Curled in among the sand and seaweed inside of the sphere, as peaceful as if she was just sleeping and still just as vibrant and beautiful as the day she stopped moving forever, his other half laid in her final resting place. The only part of her that gave away her true condition was the wound on her stomach, the bleeding long since unable to continue and the raw flesh grey with the lack of life.

The turmoil within him slowly relaxed, the raging sea of his emotions lulling to a tranquil state as he gazed at her. He truly did expect, that if he ever came back to this place, his grief would kill him. But in the end, even in death, she could not do that to him.

"Marinette." He sighed, resting his head against the translucent surface, and wishing that it was her. In a way, it was. The pink bubble encasing her body the last of her magic, the last mark she could leave on this world, its purpose purely to keep her powerful body from falling into the wrong hands. But though it, too, was entirely her, he still wished she was closer.
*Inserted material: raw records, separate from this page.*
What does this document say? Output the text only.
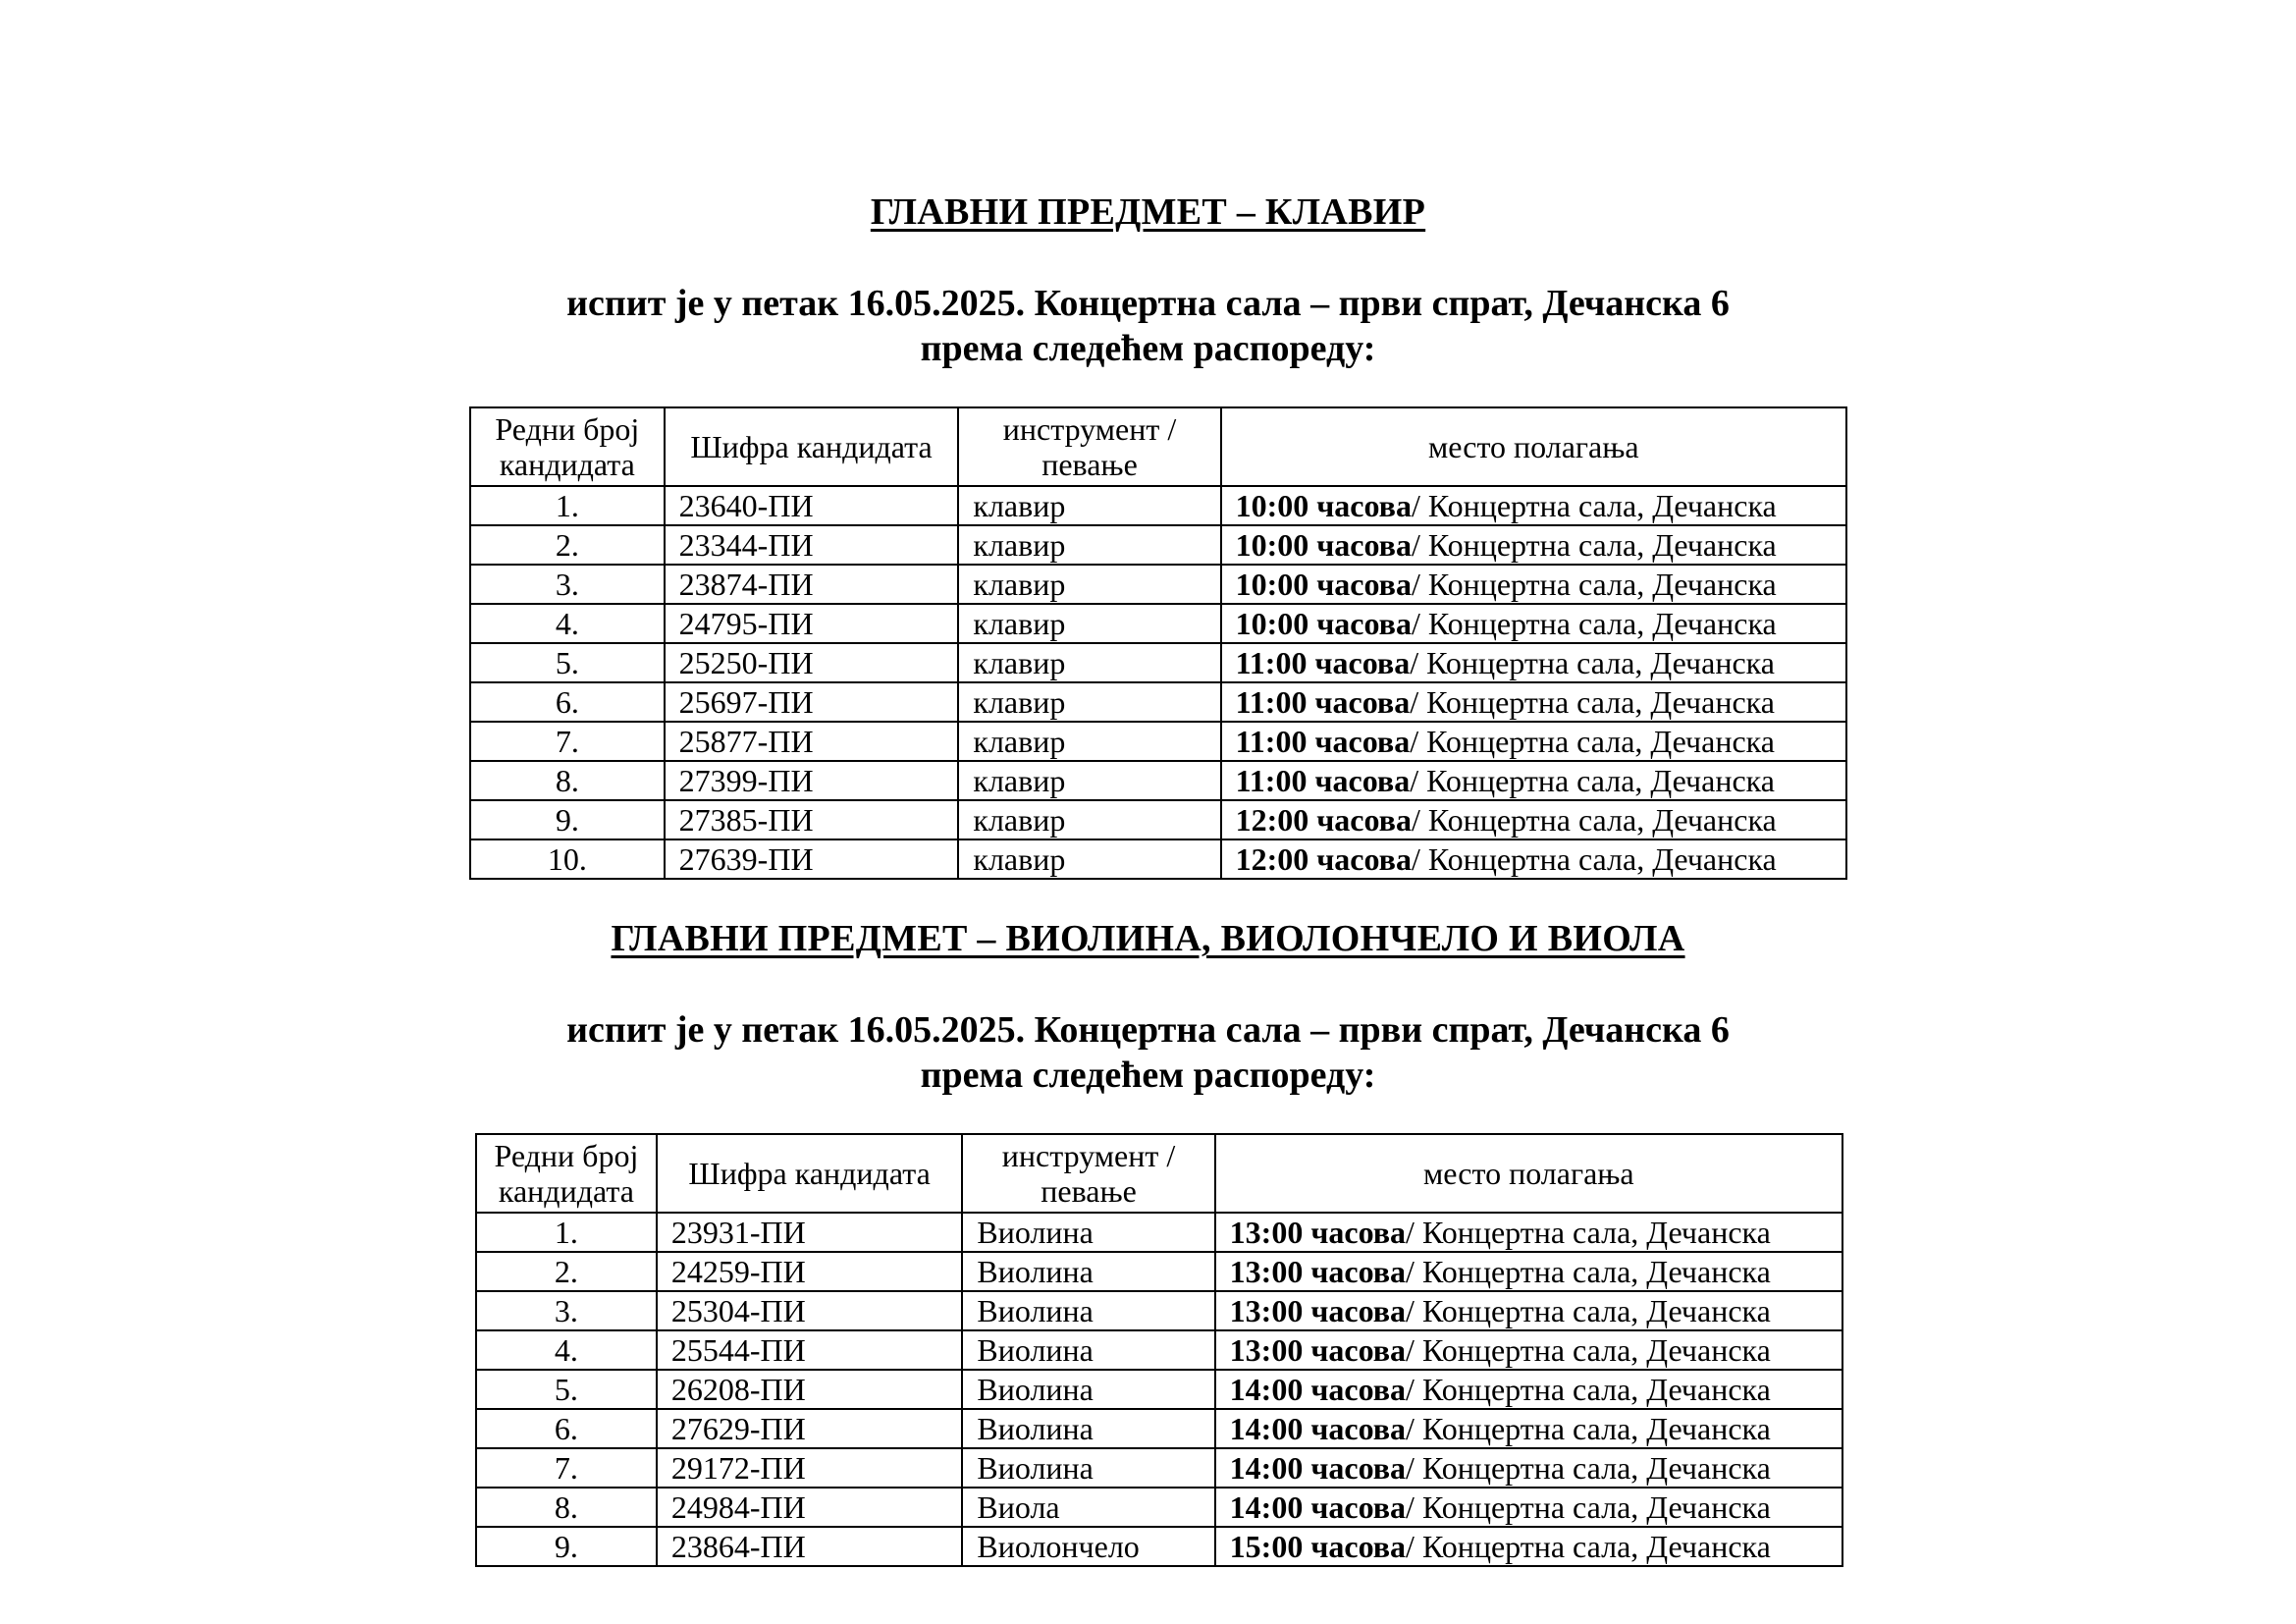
ГЛАВНИ ПРЕДМЕТ – КЛАВИР
испит је у петак 16.05.2025. Концертна сала – први спрат, Дечанска 6
према следећем распореду:
Редни број кандидата	Шифра кандидата	инструмент /певање	место полагања
1.	23640-ПИ	клавир	10:00 часова/ Концертна сала, Дечанска
2.	23344-ПИ	клавир	10:00 часова/ Концертна сала, Дечанска
3.	23874-ПИ	клавир	10:00 часова/ Концертна сала, Дечанска
4.	24795-ПИ	клавир	10:00 часова/ Концертна сала, Дечанска
5.	25250-ПИ	клавир	11:00 часова/ Концертна сала, Дечанска
6.	25697-ПИ	клавир	11:00 часова/ Концертна сала, Дечанска
7.	25877-ПИ	клавир	11:00 часова/ Концертна сала, Дечанска
8.	27399-ПИ	клавир	11:00 часова/ Концертна сала, Дечанска
9.	27385-ПИ	клавир	12:00 часова/ Концертна сала, Дечанска
10.	27639-ПИ	клавир	12:00 часова/ Концертна сала, Дечанска
ГЛАВНИ ПРЕДМЕТ – ВИОЛИНА, ВИОЛОНЧЕЛО И ВИОЛА
испит је у петак 16.05.2025. Концертна сала – први спрат, Дечанска 6
према следећем распореду:
Редни број кандидата	Шифра кандидата	инструмент /певање	место полагања
1.	23931-ПИ	Виолина	13:00 часова/ Концертна сала, Дечанска
2.	24259-ПИ	Виолина	13:00 часова/ Концертна сала, Дечанска
3.	25304-ПИ	Виолина	13:00 часова/ Концертна сала, Дечанска
4.	25544-ПИ	Виолина	13:00 часова/ Концертна сала, Дечанска
5.	26208-ПИ	Виолина	14:00 часова/ Концертна сала, Дечанска
6.	27629-ПИ	Виолина	14:00 часова/ Концертна сала, Дечанска
7.	29172-ПИ	Виолина	14:00 часова/ Концертна сала, Дечанска
8.	24984-ПИ	Виола	14:00 часова/ Концертна сала, Дечанска
9.	23864-ПИ	Виолончело	15:00 часова/ Концертна сала, Дечанска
All the same, he shifted, curling his tail around the sphere, and allowing his body to relax into the sand while his mind wandered. Unclouded, for the moment, his thoughts scattered, sifting through everything it could, with a clarity that only breaking free from grief could provide. It was there, resting in the hollow they'd called home together, alongside what was left of her, that he realized two things.

Ladybug hadn't just been shocked he'd called her by the wrong name. It was because he'd accidentally said her true name.

And the other thing he realized?

The faint and decayed, but unbreakable connection to his soulmate, the tug that led him always back to her side, the thing he'd come to learn to ignore leading back to this one place, was coming from somewhere else.


A/N: just a quick note, it was hard to explain properly from Chat's perspective of already knowing this, but my mermaid lore basically says that their tails are indestructible and when they die, they don't really decay very fast at all. to prevent humans from scavenging them for bad uses (like hunting more mermaids, with indestructible scale armor) the last of their power manifests in a magic bubble coffin after death. after a century or two, the whole thing turns to dust.